Nun haben auch in Ridley Scotts Gladiator Ödipus-Komplex und Inzest eine wesentliche Rolle gespielt, doch gehörten sie nicht zum Charakterbild des Helden, sondern zu dem des bösen Kaisers Commodus. Es liegt indes keineswegs in der Absicht Oliver Stones, Alexander den Großen zu demontieren. Der Film trägt den Untertitel Sein Name ist eine Lebende, seine Taten unvorstellbar, und das ist durchaus nicht ironisch gemeint. Die geradezu aufdringlich immer wiederkehrende Adlersymbolik läßt keinen Zweifel an der übermenschlichen Heldenstatur, die Alexander für Stone zu besitzen scheint. Die Befürchtung, der Regisseur, der vor allem durch kritische Filme zur jüngsten amerikanischen Geschichte bekannt geworden ist, könne der Versuchung nicht widerstehen. Anspielungen auf die aktuellen Zustände im Nahen Osten zu machen und uns womöglich Alexander als antik kostümierten George W. Bush zu präsentieren, hat sich glücklicherweise nicht bewahrheitet.

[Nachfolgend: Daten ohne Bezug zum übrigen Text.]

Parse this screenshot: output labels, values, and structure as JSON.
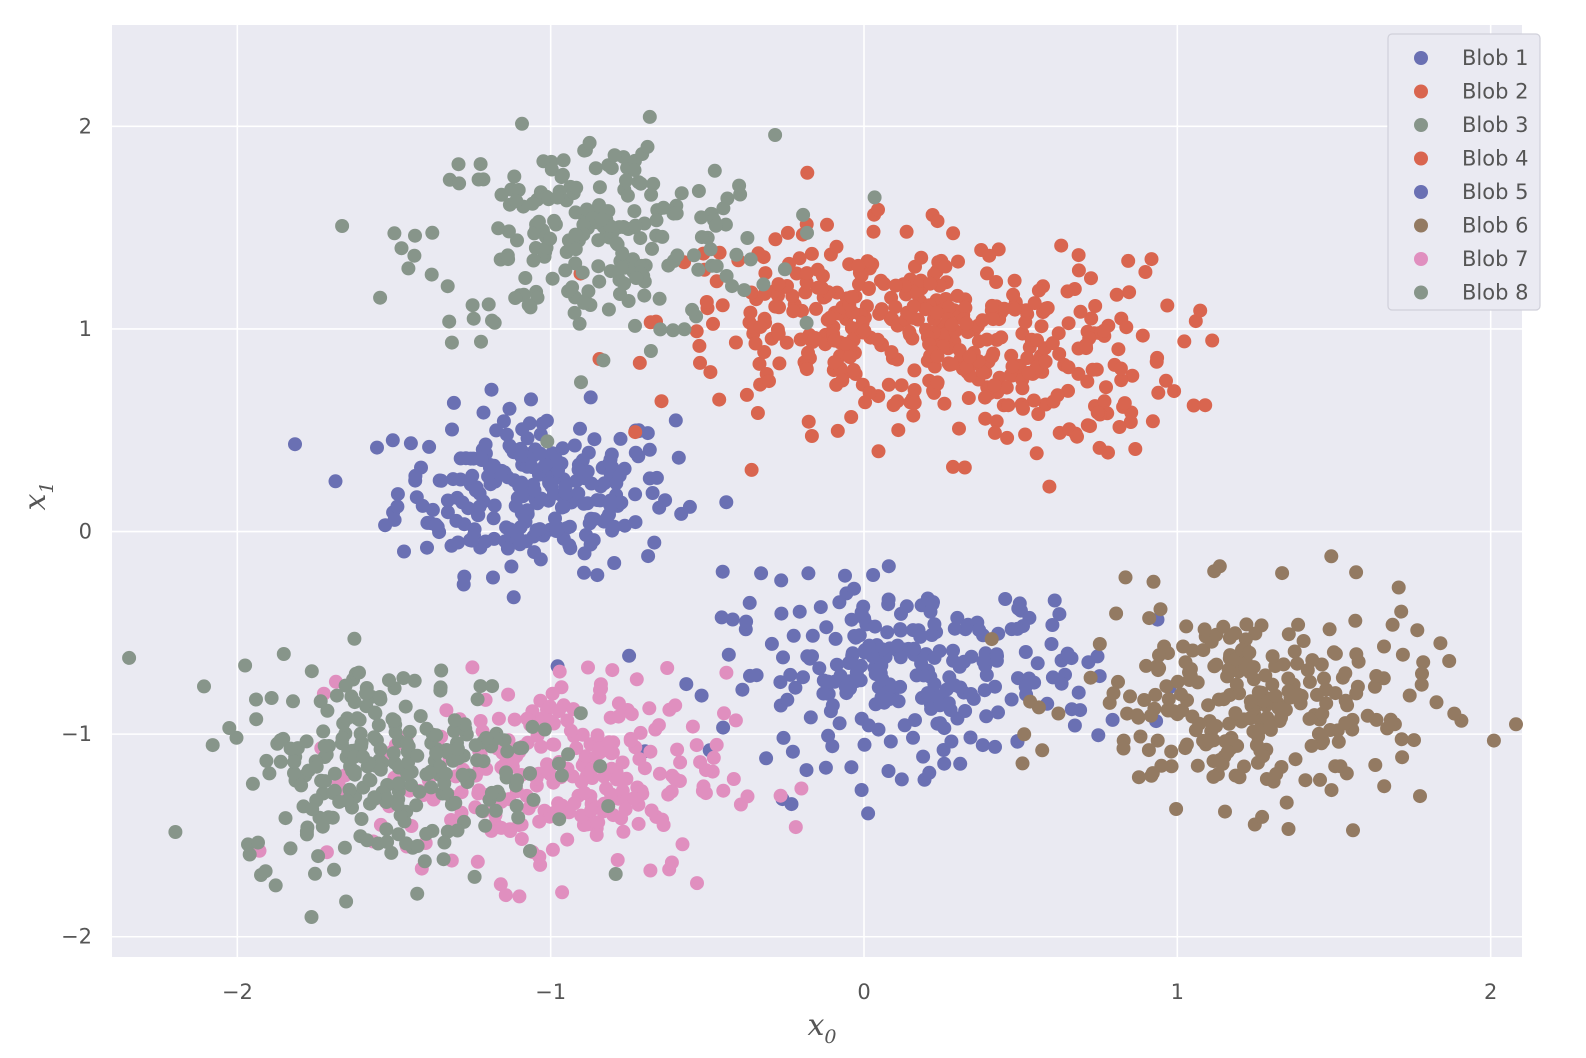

Die Tücken der Besetzungsliste
Was aber den gravierendsten Unterschied zwischen den Seelendramen in Gladiator und in Alexander ausmacht, ist der Umstand, daß in Ridley Scotts Film ziemlich alle Rollen vorzüglich besetzt waren, während Oliver Stone mit tödlicher Sicherheit einen Fehlgriff nach dem anderen getan hat. Colin Farrell fehlen das Charisma und die Souveränität des Führers und Helden, die in Gladiator und Troja die Hauptdarsteller in so hohem Maße zeigten. Und er wird umgeben von Schauspielern, die gerade die für seine Charakterentwicklung wichtigsten Rollen nicht überzeugend auszufüllen vermögen. Dem Philipp II. Val Kilmers nimmt man allenfalls ab, er sei ein wüster Haudegen, aber ganz gewiß nicht, er könne ein weitsichtiger Organisator, kluger Feldherr und mit allen Wassern gewaschener Politiker sein, der es schafft, sich im tückenreichen Chaos der griechischen Politik durchzusetzen. Alles, was an Angelina Jolie dämonisch ist, das sind die Schlangen, die an ihr entlangkriechen (vgl. Plutarch, Alexander 2,6.9; 3,2), und die Tatsache, dass sie nicht zu altern scheint.
Aber nicht nur mit seinen Eltern hat der Makedonenkönig Pech, auch seine Liebespartner wurden gnadenlos fehlbesetzt. Wahrend Wolfgang Petersen die homoerotische Beziehung zwischen Achilles und Patroklos unterschlagen und, in Umkehrung des überlieferten Altersverhältnisses, in väterliche Fürsorge für einen jugendlichen Vetter umgedeutet hat, stellt sich Stone wacker und publicityträchtig dem Thema der gleichgeschlechtlichen Liebe. Alexander fühlt sich zu seinem Jugendfreund Hephaistion hingezogen, den Reaktionen seines Partners nach recht einseitig. Der Darsteller dieses Hephaistion (Jared Leto) ist ein so unscheinbares, langweiliges Bürschlein, daß man ihm weder den tüchtigen Soldaten oder gar Feldherrn glaubt, noch die homoerotische Attraktivität, die er auf Alexander ausüben soll. Die sinnliche Spannung zwischen den beiden bleibt auf diese Weise rein verbal. Vielleicht ist das der Grund, weshalb Oliver Stone das ganze Unter-führerkorps des Königs aus ziemlich inkompetent wirkenden Hippies von wenig einnehmender Physiognomie bestehen läßt (daß es so etwas wie eine Haar- und Bartmode gegeben hat, wird wieder einmal ignoriert). Das macht Alexanders Wahl etwas verständlicher.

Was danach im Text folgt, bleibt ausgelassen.